Pursuant to the requirements of the Securities Exchange Act of 1934, the registrant has duly caused this report to be signed on its behalf by the undersigned hereunto duly authorized.

 

      STANDARDAERO, INC.

Date: November 7, 2025

    By:  

/s/ Michael Kaplan

      Michael Kaplan
      Chief Legal Officer

FAQ

What change did StandardAero (SARO) report in this 8-K/A?

It added the executed transition agreement terms for former President, Component Repair Services, Kimberly Ashmun, following her succession by Gregory Krekeler on September 22, 2025.

What severance will Kimberly Ashmun receive from StandardAero (SARO)?

A lump-sum cash severance of $222,500, equal to six months of her annualized base salary, paid shortly after the separation date.

How are Kimberly Ashmun’s equity awards treated?

207,315 restricted shares will remain outstanding and vest immediately prior to a “Liquidity Event,” while all other equity awards are forfeited at separation.

What is the separation date and transition period for StandardAero (SARO)?

Transition services run from September 22, 2025 through December 31, 2025, the planned separation date unless ended earlier.

Will Kimberly Ashmun receive a 2025 bonus from StandardAero (SARO)?

Yes. She will receive her 2025 Annual Incentive Program bonus based on actual performance, paid when amounts are paid to active employees.

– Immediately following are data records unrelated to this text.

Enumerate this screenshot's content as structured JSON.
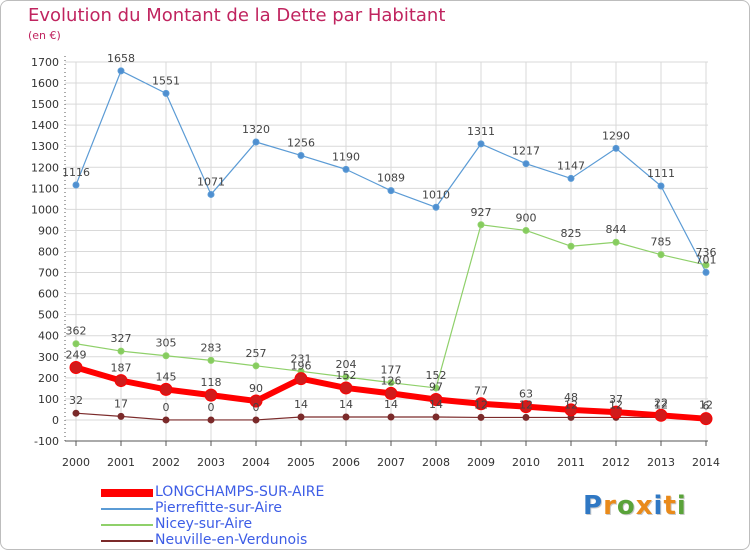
{
  "title": "Evolution du Montant de la Dette par Habitant",
  "subtitle": "(en €)",
  "logo": {
    "text": "Proxiti",
    "colors": [
      "#2f78c4",
      "#e98a1a",
      "#5aa33a",
      "#e98a1a",
      "#2f78c4",
      "#e98a1a",
      "#5aa33a"
    ]
  },
  "chart_data": {
    "type": "line",
    "x": [
      "2000",
      "2001",
      "2002",
      "2003",
      "2004",
      "2005",
      "2006",
      "2007",
      "2008",
      "2009",
      "2010",
      "2011",
      "2012",
      "2013",
      "2014"
    ],
    "ylim": [
      -100,
      1700
    ],
    "yticks": [
      -100,
      0,
      100,
      200,
      300,
      400,
      500,
      600,
      700,
      800,
      900,
      1000,
      1100,
      1200,
      1300,
      1400,
      1500,
      1600,
      1700
    ],
    "grid": true,
    "legend": "bottom-left",
    "series": [
      {
        "name": "Pierrefitte-sur-Aire",
        "color": "#5b9bd5",
        "values": [
          1116,
          1658,
          1551,
          1071,
          1320,
          1256,
          1190,
          1089,
          1010,
          1311,
          1217,
          1147,
          1290,
          1111,
          701
        ]
      },
      {
        "name": "Nicey-sur-Aire",
        "color": "#8fd06a",
        "values": [
          362,
          327,
          305,
          283,
          257,
          231,
          204,
          177,
          152,
          927,
          900,
          825,
          844,
          785,
          736
        ]
      },
      {
        "name": "Neuville-en-Verdunois",
        "color": "#7b2a2a",
        "values": [
          32,
          17,
          0,
          0,
          0,
          14,
          14,
          14,
          14,
          12,
          12,
          12,
          12,
          12,
          12
        ]
      },
      {
        "name": "LONGCHAMPS-SUR-AIRE",
        "color": "#ff0000",
        "values": [
          249,
          187,
          145,
          118,
          90,
          196,
          152,
          126,
          97,
          77,
          63,
          48,
          37,
          22,
          6
        ]
      }
    ]
  }
}
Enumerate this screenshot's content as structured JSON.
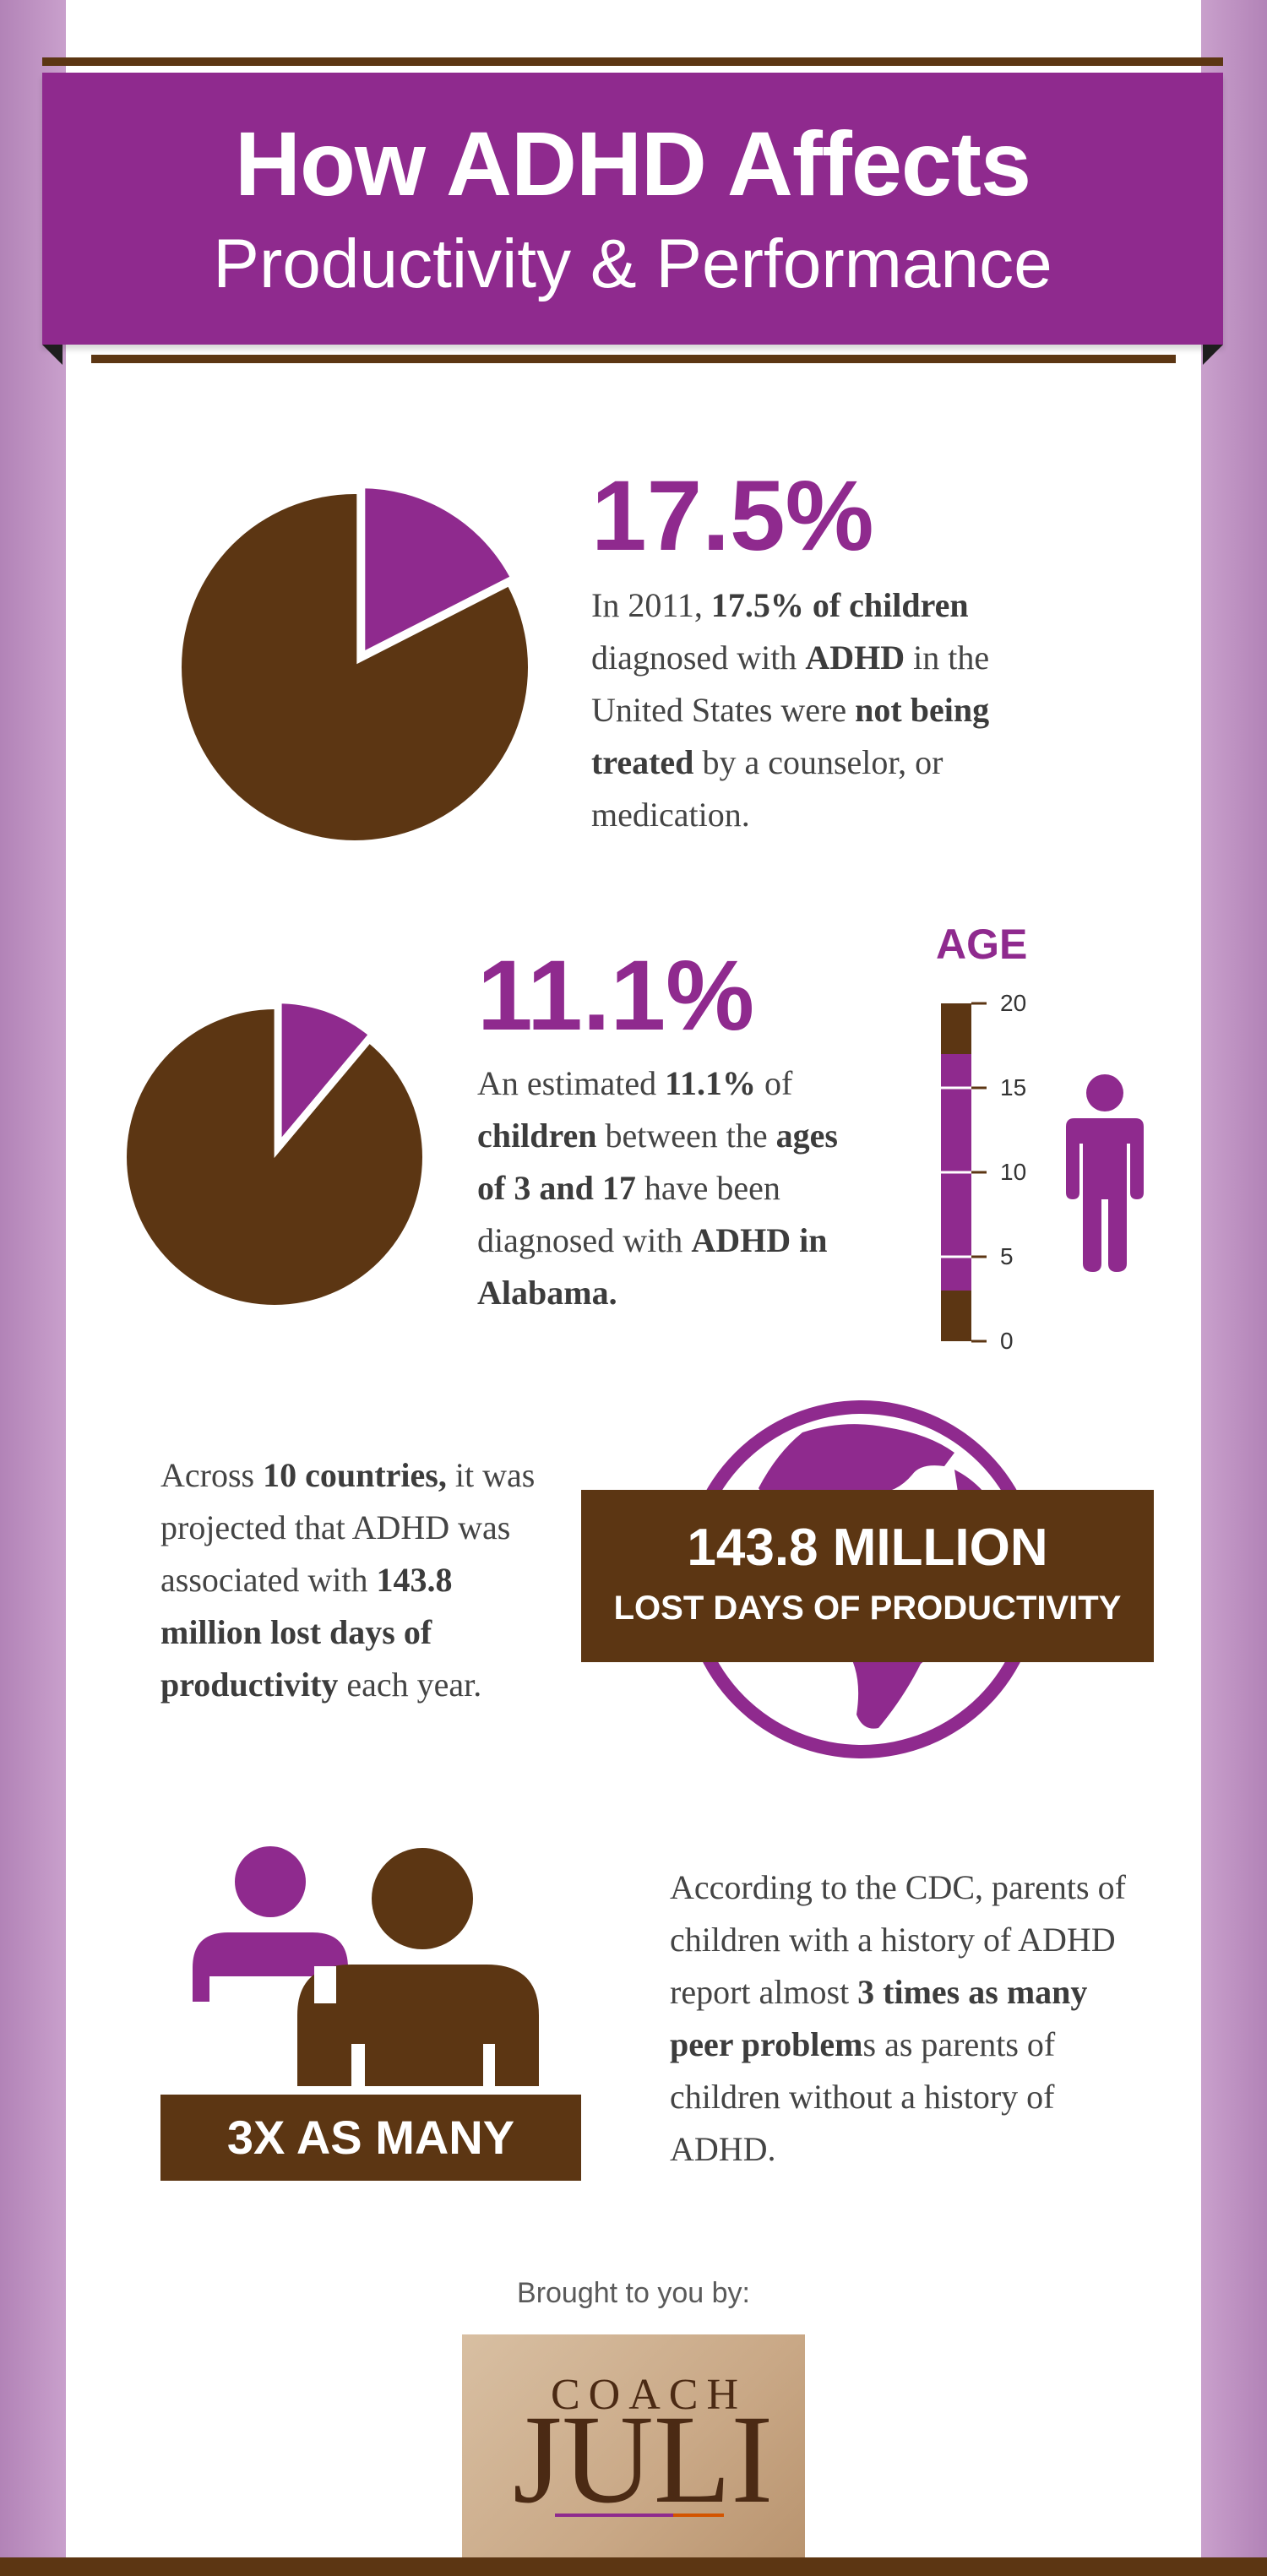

Are there conditions on the severance and equity treatment?

Yes. They require completion of transition services, an effective release of claims, and continued compliance with non-competition and non-solicitation obligations.

Where will the full transition agreement be available?

It will be filed as an exhibit to the Company’s Form 10-K for the year ended December 31, 2025.